To meet the international standard for alarms, software changes were made which established alarm priorities.
Can I transport my monitor?
The battery life is 20 minutes of operation capacity when fully charged. It is recommended the monitor be plugged into a power source when the patient arrives at the destination. Recharge from 50% full charge takes approximately 20 hours. Recharge from a drained battery to full charge takes approximately 24 hours.
Why is the number lower in comparison to other cerebral monitors?

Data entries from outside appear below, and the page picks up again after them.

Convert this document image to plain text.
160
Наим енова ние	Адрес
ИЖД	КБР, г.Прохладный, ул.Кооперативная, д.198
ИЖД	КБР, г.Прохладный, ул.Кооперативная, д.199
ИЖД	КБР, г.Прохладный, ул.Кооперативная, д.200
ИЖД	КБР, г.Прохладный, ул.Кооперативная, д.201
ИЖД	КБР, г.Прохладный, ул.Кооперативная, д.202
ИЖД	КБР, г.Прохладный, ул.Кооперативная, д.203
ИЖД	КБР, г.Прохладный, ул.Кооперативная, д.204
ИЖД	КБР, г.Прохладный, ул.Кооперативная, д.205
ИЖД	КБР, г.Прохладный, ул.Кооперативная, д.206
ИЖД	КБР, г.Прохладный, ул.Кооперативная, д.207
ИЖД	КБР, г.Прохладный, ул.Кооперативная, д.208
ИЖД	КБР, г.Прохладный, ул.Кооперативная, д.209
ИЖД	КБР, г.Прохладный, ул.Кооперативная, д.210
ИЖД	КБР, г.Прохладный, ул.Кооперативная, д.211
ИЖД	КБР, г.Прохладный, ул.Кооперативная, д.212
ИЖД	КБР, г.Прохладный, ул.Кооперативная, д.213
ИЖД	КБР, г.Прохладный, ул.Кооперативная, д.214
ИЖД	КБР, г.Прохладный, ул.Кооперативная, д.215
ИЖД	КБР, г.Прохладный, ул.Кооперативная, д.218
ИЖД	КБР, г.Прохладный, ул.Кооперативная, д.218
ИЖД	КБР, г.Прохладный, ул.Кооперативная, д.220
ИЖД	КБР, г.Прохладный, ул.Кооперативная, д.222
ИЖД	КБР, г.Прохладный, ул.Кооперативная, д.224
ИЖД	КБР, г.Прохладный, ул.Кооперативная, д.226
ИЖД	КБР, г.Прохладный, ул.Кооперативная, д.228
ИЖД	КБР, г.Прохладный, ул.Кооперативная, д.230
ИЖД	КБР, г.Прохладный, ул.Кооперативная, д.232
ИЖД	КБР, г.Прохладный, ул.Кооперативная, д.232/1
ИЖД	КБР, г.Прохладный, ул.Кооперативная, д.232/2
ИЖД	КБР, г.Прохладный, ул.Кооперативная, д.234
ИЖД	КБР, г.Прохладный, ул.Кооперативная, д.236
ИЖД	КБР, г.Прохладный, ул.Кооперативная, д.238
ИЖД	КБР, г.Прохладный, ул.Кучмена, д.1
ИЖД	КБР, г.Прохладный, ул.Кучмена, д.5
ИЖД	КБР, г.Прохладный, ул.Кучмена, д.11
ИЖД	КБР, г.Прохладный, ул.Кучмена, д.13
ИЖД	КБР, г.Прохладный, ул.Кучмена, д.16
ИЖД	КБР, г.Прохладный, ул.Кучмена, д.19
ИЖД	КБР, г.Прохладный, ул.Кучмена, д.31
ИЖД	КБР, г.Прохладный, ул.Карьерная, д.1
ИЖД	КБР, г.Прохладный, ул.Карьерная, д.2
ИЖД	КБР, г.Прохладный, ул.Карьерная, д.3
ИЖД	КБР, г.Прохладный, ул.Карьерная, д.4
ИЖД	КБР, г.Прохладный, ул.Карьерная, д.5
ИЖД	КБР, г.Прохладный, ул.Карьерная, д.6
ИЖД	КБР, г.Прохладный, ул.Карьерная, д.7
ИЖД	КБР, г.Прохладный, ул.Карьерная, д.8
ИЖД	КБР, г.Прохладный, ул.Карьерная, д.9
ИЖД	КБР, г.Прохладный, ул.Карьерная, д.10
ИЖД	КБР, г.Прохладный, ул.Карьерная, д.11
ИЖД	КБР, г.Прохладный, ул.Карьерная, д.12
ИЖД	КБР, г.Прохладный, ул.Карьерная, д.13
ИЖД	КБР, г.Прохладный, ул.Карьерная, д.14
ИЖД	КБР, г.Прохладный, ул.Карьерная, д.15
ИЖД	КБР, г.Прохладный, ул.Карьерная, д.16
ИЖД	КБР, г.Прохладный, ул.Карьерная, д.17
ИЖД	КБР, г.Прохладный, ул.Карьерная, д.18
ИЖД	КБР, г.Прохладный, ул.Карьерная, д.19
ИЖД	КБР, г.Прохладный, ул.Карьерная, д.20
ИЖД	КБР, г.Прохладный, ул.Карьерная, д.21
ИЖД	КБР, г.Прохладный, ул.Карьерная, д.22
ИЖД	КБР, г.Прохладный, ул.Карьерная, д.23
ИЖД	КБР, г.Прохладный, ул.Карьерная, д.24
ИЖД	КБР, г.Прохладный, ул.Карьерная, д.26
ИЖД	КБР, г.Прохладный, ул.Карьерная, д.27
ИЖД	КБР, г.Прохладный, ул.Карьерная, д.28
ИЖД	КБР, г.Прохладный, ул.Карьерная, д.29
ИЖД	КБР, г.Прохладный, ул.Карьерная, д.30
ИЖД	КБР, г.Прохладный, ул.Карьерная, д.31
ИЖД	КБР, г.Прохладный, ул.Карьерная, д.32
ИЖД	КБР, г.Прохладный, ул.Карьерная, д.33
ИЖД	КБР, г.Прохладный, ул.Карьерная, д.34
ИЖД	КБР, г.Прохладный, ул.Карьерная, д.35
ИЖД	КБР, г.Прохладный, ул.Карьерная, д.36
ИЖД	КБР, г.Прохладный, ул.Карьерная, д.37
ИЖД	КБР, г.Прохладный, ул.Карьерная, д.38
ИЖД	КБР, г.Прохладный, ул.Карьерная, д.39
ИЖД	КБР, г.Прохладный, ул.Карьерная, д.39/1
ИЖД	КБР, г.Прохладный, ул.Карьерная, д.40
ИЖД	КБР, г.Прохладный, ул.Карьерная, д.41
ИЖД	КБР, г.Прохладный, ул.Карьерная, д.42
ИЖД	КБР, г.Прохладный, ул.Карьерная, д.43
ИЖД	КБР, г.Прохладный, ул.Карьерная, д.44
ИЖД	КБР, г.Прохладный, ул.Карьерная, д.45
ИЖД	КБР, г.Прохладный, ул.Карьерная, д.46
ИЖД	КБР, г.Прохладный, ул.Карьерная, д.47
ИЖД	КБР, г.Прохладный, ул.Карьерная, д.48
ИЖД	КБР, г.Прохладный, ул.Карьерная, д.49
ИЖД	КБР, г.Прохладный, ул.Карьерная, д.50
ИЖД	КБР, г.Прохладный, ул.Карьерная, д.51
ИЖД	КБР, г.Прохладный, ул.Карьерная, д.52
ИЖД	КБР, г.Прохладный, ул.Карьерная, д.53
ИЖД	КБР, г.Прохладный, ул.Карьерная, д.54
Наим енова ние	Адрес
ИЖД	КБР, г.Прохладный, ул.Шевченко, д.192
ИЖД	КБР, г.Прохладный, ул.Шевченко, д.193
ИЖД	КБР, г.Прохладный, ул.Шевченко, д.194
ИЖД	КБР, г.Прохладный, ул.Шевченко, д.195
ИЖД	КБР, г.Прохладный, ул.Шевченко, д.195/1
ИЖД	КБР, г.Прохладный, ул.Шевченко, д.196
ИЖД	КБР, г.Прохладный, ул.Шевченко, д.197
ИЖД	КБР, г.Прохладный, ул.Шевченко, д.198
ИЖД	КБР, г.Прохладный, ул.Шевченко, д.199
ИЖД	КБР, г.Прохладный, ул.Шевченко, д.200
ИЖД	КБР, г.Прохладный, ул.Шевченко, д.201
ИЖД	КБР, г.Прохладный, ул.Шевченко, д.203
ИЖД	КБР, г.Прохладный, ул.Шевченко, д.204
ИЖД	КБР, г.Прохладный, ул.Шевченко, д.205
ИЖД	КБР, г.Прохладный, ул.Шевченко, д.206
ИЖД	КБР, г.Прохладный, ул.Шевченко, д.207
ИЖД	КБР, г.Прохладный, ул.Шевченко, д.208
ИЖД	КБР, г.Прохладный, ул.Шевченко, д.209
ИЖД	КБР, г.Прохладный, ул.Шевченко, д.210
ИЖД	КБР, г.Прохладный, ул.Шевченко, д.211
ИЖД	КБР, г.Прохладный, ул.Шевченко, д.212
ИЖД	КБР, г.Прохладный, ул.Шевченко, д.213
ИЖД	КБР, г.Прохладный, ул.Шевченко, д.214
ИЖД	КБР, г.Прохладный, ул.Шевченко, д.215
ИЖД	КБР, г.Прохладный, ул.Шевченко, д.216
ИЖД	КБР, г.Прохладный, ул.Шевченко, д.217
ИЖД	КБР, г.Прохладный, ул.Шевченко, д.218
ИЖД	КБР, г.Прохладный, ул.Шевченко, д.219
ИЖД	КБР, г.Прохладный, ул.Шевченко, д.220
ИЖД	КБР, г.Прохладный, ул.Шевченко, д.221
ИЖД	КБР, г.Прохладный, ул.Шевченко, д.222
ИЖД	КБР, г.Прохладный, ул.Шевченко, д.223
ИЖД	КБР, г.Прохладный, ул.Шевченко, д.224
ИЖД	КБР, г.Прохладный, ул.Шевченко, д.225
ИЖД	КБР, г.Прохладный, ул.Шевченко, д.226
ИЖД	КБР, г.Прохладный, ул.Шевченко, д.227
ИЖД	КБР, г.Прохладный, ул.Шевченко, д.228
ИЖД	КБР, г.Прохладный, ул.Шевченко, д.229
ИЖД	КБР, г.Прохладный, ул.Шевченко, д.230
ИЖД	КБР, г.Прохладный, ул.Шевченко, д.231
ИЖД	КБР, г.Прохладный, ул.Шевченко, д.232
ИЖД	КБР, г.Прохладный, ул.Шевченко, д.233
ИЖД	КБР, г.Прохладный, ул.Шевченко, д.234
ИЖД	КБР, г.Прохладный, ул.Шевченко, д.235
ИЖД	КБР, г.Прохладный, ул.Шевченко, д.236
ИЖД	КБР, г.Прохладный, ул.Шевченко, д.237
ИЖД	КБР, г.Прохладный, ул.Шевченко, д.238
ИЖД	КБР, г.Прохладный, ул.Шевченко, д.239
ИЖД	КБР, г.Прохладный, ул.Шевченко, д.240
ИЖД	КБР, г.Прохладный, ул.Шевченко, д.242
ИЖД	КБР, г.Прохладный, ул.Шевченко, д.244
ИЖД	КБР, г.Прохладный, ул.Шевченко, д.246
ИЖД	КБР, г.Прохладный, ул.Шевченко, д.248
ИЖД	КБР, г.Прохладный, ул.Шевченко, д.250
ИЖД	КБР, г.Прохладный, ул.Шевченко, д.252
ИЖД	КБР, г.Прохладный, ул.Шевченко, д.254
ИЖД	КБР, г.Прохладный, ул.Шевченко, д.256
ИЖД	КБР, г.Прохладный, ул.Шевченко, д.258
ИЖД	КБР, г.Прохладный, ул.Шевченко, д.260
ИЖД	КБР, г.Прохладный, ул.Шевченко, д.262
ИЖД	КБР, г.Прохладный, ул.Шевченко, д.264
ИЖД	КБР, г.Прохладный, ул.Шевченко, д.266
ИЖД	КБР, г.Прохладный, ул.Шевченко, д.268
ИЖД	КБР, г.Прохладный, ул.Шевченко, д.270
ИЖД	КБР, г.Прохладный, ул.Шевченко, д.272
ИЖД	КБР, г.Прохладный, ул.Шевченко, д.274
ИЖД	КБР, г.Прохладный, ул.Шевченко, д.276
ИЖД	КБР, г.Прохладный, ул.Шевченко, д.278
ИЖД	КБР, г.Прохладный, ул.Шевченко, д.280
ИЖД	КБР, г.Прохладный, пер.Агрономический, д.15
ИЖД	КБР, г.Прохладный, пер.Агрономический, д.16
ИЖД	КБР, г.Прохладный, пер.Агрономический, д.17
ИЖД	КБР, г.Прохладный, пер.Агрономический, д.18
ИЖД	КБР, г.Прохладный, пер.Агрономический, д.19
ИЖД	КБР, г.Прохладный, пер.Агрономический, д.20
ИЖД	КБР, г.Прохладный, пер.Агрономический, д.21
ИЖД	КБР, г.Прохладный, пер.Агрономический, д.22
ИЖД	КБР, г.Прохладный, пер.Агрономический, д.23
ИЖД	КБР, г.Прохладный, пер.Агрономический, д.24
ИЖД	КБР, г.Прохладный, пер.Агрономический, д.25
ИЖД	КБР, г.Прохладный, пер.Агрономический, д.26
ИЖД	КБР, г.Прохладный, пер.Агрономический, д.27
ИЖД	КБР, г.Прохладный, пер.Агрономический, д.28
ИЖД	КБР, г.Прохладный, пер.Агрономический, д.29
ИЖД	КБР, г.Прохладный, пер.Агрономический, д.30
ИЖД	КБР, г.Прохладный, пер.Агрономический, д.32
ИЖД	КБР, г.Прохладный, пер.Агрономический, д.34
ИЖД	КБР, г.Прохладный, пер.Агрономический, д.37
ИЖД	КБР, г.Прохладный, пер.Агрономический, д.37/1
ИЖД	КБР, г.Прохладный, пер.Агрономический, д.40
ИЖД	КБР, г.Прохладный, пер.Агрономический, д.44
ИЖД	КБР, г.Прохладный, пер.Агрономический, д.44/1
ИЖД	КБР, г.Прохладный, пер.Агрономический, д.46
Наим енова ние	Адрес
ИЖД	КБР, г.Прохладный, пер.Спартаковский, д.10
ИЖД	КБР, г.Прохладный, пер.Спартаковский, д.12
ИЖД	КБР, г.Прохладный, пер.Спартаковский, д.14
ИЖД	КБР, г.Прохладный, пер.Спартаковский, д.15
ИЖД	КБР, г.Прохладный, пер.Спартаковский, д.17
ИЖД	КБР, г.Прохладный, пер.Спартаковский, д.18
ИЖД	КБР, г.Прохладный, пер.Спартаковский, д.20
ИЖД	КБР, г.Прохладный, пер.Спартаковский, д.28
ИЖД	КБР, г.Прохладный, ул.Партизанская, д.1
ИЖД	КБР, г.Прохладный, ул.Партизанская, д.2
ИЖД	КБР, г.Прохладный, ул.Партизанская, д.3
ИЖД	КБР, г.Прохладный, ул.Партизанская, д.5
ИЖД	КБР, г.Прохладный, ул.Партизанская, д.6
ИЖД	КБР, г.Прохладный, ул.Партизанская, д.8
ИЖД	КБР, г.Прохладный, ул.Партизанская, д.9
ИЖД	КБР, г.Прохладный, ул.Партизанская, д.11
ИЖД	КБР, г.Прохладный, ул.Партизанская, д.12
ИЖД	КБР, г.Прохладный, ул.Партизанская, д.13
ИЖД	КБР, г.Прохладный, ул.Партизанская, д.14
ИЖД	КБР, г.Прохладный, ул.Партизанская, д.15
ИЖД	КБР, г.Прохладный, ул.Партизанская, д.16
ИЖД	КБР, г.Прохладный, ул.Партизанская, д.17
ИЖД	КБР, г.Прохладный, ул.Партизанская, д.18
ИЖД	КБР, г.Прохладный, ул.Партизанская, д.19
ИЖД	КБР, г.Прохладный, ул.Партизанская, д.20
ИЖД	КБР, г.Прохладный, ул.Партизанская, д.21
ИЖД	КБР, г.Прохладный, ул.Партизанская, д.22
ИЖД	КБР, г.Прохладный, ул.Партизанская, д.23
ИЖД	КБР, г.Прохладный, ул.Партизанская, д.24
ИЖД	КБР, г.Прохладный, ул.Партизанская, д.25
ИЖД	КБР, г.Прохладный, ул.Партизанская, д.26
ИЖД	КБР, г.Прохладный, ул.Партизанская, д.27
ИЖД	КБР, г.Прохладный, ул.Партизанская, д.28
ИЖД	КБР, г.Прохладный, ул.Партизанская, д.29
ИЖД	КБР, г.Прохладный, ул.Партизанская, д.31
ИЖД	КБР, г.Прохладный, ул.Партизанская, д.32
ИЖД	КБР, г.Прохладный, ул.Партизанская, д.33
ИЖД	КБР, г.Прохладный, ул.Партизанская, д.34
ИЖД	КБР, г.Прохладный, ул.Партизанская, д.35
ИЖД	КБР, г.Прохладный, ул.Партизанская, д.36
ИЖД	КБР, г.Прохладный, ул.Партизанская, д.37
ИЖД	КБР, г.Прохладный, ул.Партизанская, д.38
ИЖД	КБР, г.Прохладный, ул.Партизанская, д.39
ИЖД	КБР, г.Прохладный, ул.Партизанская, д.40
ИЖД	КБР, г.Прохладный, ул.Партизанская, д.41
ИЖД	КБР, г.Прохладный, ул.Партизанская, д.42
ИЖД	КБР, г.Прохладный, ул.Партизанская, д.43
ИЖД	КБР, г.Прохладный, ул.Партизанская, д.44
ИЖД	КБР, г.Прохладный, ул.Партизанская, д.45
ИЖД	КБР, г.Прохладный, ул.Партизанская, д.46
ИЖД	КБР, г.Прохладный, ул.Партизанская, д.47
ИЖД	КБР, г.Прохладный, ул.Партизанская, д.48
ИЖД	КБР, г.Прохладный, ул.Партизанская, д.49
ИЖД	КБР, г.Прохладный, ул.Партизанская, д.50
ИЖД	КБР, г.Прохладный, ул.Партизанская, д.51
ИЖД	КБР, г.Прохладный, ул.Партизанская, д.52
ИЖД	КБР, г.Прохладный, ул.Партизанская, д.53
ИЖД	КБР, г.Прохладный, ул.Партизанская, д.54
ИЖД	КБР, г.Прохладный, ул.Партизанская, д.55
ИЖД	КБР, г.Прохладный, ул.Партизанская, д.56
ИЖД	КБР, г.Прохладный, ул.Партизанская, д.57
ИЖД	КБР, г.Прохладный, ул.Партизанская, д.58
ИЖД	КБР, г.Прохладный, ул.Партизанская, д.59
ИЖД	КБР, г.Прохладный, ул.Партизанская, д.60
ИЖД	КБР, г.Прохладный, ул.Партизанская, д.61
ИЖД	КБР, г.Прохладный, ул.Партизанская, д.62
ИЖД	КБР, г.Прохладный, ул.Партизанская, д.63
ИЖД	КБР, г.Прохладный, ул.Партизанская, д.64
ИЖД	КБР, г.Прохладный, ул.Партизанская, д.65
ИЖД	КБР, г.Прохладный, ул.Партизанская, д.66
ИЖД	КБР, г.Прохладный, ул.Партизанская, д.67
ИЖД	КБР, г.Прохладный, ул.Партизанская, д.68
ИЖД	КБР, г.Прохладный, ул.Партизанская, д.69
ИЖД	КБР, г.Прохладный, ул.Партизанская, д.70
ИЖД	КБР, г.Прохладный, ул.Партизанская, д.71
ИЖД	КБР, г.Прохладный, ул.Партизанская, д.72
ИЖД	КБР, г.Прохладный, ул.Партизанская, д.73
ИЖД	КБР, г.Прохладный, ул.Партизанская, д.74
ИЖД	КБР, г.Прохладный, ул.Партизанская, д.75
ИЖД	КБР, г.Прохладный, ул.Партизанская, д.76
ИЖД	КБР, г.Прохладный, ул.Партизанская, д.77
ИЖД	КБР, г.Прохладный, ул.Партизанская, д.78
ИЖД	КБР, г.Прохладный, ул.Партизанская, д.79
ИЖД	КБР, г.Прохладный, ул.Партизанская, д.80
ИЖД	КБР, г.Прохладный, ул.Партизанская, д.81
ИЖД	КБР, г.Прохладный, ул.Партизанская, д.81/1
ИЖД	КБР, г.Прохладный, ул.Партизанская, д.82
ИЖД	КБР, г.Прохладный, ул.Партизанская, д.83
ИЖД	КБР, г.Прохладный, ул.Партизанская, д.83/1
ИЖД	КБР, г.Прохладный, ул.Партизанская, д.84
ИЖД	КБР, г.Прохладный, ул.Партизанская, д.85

All regional oximeters incorporate certain assumptions in their algorithms. This includes the ratio of venous to arterial blood in the capillary space. The INVOS™ system assumes a ratio of 75% venous blood to 25% arterial blood. Other regional oximeters assume a venous:arterial ratio of 70:30. The +5% difference in the arterial assumption and the -5% venous assumption causes a relative bias. This has inspired competitors to use a different ratio, most commonly 70% venous/30% arterial. This increase in the arterial component in the competitor’s device automatically increases its regional saturation when compared to the INVOS™ system. However, this does not mean that the competitors are more accurate.
Is the head the only place I can place the INVOS™ sensor to monitor adults?
No. The INVOS™ monitor is FDA cleared as an adjunct monitor of regional hemoglobin oxygen saturation of blood in the brain or in other tissues beneath the sensor. Any tissue under the sensor can be monitored on an individual at risk for reduced-flow or no-flow ischemic states. The INVOS™ system is FDA cleared for use on any body site. It is intended for use in monitoring individuals greater than 2.5 kg at risk for reduced-flow or no-flow ischemic states and a trend monitor of regional hemoglobin oxygen saturation of blood in the brain or in other tissue beneath the sensor in any individual. Placements may include (but are not limited to): Posterior flank (T10-L2, right or left of midline), forearm, calf, upper arm, top of foot and upper leg.